Gregg Kendrick, Marine Corps Forces Cyberspace Command

Kendrick said his force is looking at “which applications are in use the most, which are stressed the most at the highest capacity, what exactly are our latent measures, … and our overall bandwidth [including] by bandwidth region. Everything [security metrics] is funneled through our enterprise security desk so that we can rapidly pull metrics and shift resources as needed to support our Marine warfighters.” 

He said Cyberspace Command is starting to see trends in the pandemic environment, “but we are definitely waiting for this to evolve and then we will be able to draw conclusions, but at the same time we don’t want to let a trend propagate to a point where we have to go into a different work cycle.” 

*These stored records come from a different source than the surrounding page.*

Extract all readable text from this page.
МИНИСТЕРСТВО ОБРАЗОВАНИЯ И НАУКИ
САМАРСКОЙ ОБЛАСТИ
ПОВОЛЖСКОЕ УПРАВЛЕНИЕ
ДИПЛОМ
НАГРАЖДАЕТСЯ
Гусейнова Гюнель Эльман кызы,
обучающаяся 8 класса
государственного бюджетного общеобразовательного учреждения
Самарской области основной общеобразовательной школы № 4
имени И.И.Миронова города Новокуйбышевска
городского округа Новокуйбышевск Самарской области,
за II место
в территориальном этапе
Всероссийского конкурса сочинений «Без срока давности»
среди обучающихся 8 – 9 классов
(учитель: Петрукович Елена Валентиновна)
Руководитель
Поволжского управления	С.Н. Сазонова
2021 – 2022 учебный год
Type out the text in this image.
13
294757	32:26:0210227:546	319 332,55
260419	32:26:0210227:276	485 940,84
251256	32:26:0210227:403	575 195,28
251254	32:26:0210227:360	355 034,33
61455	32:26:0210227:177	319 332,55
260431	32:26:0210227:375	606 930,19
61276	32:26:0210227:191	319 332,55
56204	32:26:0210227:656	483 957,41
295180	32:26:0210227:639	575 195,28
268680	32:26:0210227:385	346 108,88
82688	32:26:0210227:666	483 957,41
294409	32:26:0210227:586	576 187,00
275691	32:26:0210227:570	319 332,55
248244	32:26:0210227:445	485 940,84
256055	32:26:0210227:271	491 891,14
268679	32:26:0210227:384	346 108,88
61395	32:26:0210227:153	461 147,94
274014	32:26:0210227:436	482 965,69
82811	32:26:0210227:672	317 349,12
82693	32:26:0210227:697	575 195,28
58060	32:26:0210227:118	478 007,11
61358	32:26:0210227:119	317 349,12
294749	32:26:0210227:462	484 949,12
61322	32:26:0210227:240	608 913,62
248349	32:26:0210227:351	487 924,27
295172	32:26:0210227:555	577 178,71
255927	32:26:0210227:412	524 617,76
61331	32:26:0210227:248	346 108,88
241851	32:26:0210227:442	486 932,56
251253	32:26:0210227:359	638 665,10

“The bad guys are always looking at what we’re doing, and they are looking to do harm,” Kendrick said. “We protect our workforce. We secure, operate and defend the Marine Corps enterprise networks.” 

Kendrick said that through the Corp’s new command-and-control network structure the service is bringing a “unity of command that provides a much clearer readiness picture of our network, our resiliency picture, and then a better overall visualization of the data flow from the end points all the way to the data centers and then back out where they need to go.” 

The executive director said the Corps is adopting Microsoft Office 365 to achieve a more efficient capability combined with a hybrid cloud architecture, aiming for higher velocity. 

“In the end state the adversary gets a vote,” he said. “They move at speed unconstrained by rules of engagement or the laws of nation states. We need to implement the best infrastructure, the best applications, the best operational processes as efficiently as possible so that we can modernize, provide the best capability to the warfighter, at the same time ensuring security from adversary actions and resiliency across the networks.”